A screenwriting consultant helps writers interested in camp learn about its history and what it lends to a piece.

Camp resists easy definition, but its history becomes easier to follow once you stop looking for a strict category and start tracking a certain sensibility. In literature and film, camp has moved from something coded in a book or film to something openly performed, carrying with it humor, critique, and a kind of affection for excess.

Its literary roots are often traced to the late nineteenth century, especially the aesthetic and decadent movements. Writers like Oscar Wilde cultivated a voice built on wit, ornament, and self-conscious performance. His dialogue feels sharpened and polished, almost too aware of its own cleverness, and his characters often seem to be staging themselves as much as living. This impulse carried over into visual art as well, with figures like Aubrey Beardsley producing images that lean into stylization and exaggeration rather than realism.

Early camp in literature often worked under constraint. In places where certain identities or desires could not be openly expressed, exaggeration and irony became tools for signaling. A line that leans just a little too hard into elegance, a description that feels overly ornate, or a character who seems slightly too self-aware can all point to something beneath the surface. In this context, camp functions as a way of communicating indirectly about gender and sexual expressions that were outside of hetero norms.

In the twentieth century, this sensibility found a more visible home in performance and film. Hollywood, with its emphasis on stars and spectacle, created space for stylization to flourish. Mae West built a persona around innuendo and theatrical delivery, making each line feel deliberate and shaped. By the middle of the century, camp began to emerge through melodrama and visual excess. Films like Sunset Boulevard offer performances that sit somewhere between sincerity and exaggeration. Gloria Swanson’s Norma Desmond carries an intensity that invites both sympathy and distance at the same time. The film itself does not label this as camp, yet audiences have come to experience it that way. This marks an important shift: camp no longer belongs only to the creator. It also depends on how the audience receives and frames what they are seeing.

By the 1960s and 1970s, camp became more explicit. Susan Sontag’s Notes on “Camp” gave language to something that had already been circulating, and filmmakers began leaning into exaggeration more directly. John Waters built films around stylized excess and deliberate “bad taste,” while The Rocky Horror Picture Show invited audiences to participate in the performance.

During this period, camp’s connection to queer culture became more visible. Drag, underground film, and experimental theater all embraced artifice as a mode of expression. Exaggerated gesture, stylized costume, and the knowing glance toward the audience formed a shared vocabulary. Camp allowed artists to challenge dominant norms while still entertaining, often doing both at once.

In more recent film and television, camp continues to shift forms. Directors like Baz Luhrmann use color, music, and heightened performance to build worlds that feel intentionally constructed. Shows like RuPaul’s Drag Race have carried camp into the mainstream, making it widely legible to a younger audience. At the same time, audiences still find unintentional camp in older works, taking pleasure in moments where seriousness tips into excess.

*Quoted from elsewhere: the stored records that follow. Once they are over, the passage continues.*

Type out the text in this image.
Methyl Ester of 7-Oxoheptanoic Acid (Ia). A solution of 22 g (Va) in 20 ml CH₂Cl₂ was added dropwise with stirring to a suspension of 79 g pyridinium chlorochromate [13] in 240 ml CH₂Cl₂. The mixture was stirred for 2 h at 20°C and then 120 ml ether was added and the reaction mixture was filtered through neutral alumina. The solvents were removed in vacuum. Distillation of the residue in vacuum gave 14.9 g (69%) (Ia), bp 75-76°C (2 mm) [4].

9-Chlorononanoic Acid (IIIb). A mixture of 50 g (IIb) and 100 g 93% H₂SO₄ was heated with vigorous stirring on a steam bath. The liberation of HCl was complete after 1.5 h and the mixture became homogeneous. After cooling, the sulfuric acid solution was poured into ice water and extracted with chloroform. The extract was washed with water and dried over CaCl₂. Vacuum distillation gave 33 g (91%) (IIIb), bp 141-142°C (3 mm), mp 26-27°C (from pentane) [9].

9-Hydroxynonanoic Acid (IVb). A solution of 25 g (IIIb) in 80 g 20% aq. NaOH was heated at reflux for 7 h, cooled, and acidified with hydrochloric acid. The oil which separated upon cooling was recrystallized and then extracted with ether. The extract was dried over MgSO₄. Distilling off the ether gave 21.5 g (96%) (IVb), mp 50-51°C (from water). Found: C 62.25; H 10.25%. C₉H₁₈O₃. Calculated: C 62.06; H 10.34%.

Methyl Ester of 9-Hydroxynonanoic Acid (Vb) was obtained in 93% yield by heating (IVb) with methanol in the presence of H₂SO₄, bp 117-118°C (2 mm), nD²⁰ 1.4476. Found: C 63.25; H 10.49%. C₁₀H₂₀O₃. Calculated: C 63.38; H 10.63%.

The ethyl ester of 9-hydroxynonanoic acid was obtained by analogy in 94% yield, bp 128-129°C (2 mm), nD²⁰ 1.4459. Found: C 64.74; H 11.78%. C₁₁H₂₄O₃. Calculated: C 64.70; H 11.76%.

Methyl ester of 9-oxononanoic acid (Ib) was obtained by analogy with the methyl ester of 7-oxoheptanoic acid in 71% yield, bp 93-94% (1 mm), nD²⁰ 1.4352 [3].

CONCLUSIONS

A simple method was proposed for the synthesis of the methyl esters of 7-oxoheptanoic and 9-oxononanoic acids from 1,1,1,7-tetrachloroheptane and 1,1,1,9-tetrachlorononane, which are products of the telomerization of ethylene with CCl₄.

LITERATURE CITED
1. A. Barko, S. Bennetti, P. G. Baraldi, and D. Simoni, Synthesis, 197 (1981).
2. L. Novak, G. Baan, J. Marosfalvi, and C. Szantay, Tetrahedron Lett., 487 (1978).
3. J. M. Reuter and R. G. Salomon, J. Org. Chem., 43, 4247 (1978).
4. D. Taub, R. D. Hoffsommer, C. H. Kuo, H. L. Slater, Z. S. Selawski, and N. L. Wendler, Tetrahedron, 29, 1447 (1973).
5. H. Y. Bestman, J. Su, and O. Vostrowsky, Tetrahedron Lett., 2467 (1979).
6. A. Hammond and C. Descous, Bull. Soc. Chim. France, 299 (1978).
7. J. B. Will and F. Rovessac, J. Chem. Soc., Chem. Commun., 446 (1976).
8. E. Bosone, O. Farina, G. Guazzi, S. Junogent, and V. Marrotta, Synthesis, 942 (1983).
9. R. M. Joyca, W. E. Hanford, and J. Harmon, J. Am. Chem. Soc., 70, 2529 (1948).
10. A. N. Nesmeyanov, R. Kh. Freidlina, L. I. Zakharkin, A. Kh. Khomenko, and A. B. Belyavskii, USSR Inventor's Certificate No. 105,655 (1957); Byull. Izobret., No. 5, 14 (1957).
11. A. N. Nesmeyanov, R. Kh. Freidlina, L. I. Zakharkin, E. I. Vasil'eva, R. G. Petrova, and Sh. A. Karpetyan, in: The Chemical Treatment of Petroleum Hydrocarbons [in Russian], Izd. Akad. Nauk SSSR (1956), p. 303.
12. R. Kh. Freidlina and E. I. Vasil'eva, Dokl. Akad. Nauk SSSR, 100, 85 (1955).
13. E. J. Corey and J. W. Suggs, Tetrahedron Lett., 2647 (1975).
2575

For screenwriters, camp presents a particular difficulty because it relies on control. Without enough exaggeration, the work can feel flat. Without discipline, it can become overwhelming or scattered. The tone has to be clear early on so the audience understands how to read the world. A good screenwriting consultant helps a writer determine whether a script is leaning toward camp on purpose or drifting there unintentionally. That distinction matters. When camp is intentional, the tone has to be established from the beginning. Dialogue, pacing, and visual cues need to signal that exaggeration is part of the design.

Camp often lives in small decisions: the rhythm of a line, the timing of a reaction, the apparent sincerity of a performance. On the page, this translates into choices about dialogue, character voice, and scene structure. An outside reader can see where a script pushes too far and where it pulls back too soon, helping the writer settle into a consistent tone.

There is also the question of how the audience is positioned. Camp often asks viewers to hold two responses at once. They may feel the emotions of a scene while also recognizing its constructed quality. That balance requires careful shaping. A consultant can help ensure that emotional beats still land, even within heightened material, so that the work does not slip into parody.

For writers working in this mode, feedback matters because tone is hard to judge from inside the work. What feels deliberate while writing can read as uneven from the outside. A consultant offers that external perspective, testing whether the intended effect is actually reaching the page. They can also help place the project within a broader tradition. Camp draws on a long history of theatricality and stylization. Knowing that lineage can highlight a writer’s choices, whether they are working in homage, critique, or something more personal.

Camp endures because it offers a particular kind of pleasure. It invites the audience to see the artifice and stay with it anyway. In literature, it began as something coded. In film, it became more visible and performative. Now it moves between those modes, sometimes subtle, sometimes overt. For writers and filmmakers, it remains demanding, but it opens up a space where style can carry meaning on its own terms.